Last year, as part of an international response to COVID-19 recommended by the OECD, the Irish Revenue brought in a range of measures intended to mitigate the adverse employer and individual tax consequences of restrictions on travel.
These measures included the relaxation of PAYE rules in circumstances where people normally employed abroad were required to work in Ireland due to travel restrictions.
However, according to updated guidance, these measures lapsed on December 31, 2020, as explained here.
Foreign Employment and the Operation of PAYE
Under one such concession, the Revenue did not enforce Irish payroll obligations in cases where employees were working abroad for foreign employers but temporarily relocated to Ireland during the COVID-19 period to work for that employer. This concession did not affect the employee's underlying tax liability or the individual's filing obligations.
This concession ceased to apply on December 31, 2020, meaning normal PAYE rules have applied from January 1, 2021.
During the COVID-19 crisis, the Revenue had allowed foreign employers to operate Irish PAYE based on an employee's pre-COVID-19 work pattern in certain circumstances, including where:
- The employee had been working partly in Ireland and partly in a foreign jurisdiction;
- The foreign employer had been applying payroll taxes in Ireland and the foreign jurisdiction based on the employee's pre-COVID-19 work pattern; and
- The employee was unable to return to the foreign jurisdiction as a result of travel restrictions and continued to carry out their employment in Ireland.
This measure also ceased on December 31, 2020, meaning that employers are now required to operate Irish PAYE in the normal way.
PAYE Dispensations and Short-Term Business Travellers
Given the restrictions on travel, the Revenue did not strictly enforce the 30-day notification requirement for PAYE dispensations applicable to short-term business travellers from countries with which Ireland has a double taxation treaty and who are going to spend in excess of 60 workdays in Ireland. This concession expired on December 31, 2020. The normal 30-day notification requirement has applied since January 1, 2021.
PAYE Exclusion Orders and Irish Contracts of Employment
A PAYE Exclusion Order instructs a company to not deduct income tax or Universal Social Charge from the income of an Irish employee working abroad. As a COVID-19-related concession, the Revenue stated that a PAYE Exclusion Order would remain valid if an employee working abroad under an Irish employment contract spent more than 30 days working in Ireland due to the pandemic. This concession ceased to apply from December 31, 2020.
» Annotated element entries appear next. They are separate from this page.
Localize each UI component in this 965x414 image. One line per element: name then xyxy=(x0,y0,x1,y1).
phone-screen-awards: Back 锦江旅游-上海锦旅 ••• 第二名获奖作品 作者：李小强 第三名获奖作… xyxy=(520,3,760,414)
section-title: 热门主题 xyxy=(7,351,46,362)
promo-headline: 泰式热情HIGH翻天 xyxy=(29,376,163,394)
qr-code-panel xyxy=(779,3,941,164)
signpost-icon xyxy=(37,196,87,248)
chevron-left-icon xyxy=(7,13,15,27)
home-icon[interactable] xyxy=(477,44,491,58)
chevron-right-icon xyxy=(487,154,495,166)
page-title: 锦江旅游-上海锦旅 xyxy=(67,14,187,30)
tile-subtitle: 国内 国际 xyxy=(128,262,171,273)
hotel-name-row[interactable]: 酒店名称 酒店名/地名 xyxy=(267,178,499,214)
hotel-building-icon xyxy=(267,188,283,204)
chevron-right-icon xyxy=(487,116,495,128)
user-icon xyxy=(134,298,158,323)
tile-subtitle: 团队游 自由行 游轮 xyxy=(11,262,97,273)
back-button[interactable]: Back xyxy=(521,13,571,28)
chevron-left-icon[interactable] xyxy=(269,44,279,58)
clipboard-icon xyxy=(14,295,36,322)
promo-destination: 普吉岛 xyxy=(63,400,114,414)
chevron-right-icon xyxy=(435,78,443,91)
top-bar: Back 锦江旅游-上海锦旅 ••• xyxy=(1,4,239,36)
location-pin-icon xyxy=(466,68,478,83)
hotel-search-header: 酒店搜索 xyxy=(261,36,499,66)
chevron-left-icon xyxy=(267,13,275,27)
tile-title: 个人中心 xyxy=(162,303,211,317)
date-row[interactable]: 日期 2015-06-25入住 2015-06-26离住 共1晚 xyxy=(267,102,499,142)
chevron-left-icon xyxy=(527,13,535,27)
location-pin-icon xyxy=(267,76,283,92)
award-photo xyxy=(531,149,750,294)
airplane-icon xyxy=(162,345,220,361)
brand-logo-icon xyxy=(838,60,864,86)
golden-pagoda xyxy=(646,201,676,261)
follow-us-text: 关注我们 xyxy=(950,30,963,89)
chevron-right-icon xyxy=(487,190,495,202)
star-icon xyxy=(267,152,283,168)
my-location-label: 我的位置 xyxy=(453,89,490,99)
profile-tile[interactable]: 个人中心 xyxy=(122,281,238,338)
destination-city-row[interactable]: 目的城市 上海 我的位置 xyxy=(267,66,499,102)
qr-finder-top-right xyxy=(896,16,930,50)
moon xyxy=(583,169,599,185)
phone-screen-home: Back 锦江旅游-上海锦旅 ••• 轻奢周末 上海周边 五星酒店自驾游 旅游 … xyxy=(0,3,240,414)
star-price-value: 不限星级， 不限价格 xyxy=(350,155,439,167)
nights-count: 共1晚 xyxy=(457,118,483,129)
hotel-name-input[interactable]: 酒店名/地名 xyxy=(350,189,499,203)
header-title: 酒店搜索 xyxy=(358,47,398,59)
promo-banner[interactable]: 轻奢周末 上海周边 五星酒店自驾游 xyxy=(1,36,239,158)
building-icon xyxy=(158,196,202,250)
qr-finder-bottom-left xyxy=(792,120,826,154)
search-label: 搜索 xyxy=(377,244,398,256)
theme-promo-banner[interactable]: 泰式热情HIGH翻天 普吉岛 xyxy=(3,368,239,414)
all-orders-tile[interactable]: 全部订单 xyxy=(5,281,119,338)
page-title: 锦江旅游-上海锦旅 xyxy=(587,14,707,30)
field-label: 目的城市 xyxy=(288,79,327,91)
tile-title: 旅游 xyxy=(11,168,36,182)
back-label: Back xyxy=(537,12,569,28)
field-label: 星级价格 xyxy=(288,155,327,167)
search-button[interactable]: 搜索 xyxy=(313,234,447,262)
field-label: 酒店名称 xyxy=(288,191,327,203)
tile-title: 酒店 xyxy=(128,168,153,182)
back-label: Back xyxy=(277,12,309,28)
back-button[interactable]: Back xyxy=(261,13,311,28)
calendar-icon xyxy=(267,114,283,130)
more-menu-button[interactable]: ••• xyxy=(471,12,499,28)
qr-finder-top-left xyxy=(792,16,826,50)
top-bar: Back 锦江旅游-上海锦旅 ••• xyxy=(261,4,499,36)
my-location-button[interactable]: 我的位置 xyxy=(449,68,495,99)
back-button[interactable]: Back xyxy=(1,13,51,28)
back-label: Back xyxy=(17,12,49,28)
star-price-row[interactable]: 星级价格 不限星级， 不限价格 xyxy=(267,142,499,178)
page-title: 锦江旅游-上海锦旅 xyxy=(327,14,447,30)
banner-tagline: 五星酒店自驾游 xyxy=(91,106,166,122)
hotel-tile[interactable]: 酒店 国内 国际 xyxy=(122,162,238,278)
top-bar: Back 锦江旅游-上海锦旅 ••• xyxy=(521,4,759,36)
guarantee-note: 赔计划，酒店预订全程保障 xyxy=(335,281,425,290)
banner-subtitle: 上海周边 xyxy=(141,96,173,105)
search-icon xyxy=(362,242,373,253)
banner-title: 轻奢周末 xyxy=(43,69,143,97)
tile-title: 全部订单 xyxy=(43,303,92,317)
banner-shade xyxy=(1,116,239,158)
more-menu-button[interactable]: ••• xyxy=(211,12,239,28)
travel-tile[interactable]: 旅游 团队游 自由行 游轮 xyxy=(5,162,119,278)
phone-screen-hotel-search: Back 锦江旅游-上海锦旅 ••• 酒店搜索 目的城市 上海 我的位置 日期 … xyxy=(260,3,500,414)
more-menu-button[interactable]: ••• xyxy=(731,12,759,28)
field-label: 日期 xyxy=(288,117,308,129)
Special Assignee Relief Programme (SARP)
Another notable change relates to employer filing obligations under the SARP scheme.
The SARP provides income tax relief for certain people assigned to work in Ireland from abroad. Under the scheme, 30% of a qualifying employee's salary above €75,000 is disregarded for tax purposes, up to a ceiling of €1m.
Employers generally must file Form SARP 1A with the Revenue for each employee within 90 days of the employee arriving in Ireland to take up their duties. As part of the COVID-19-related administrative concessions, the 90-day deadline was extended by 60 days. However, this concession lapsed on December 31, 2020, meaning that from January 1, 2021, all SARP 1A forms must be filed within 90 days.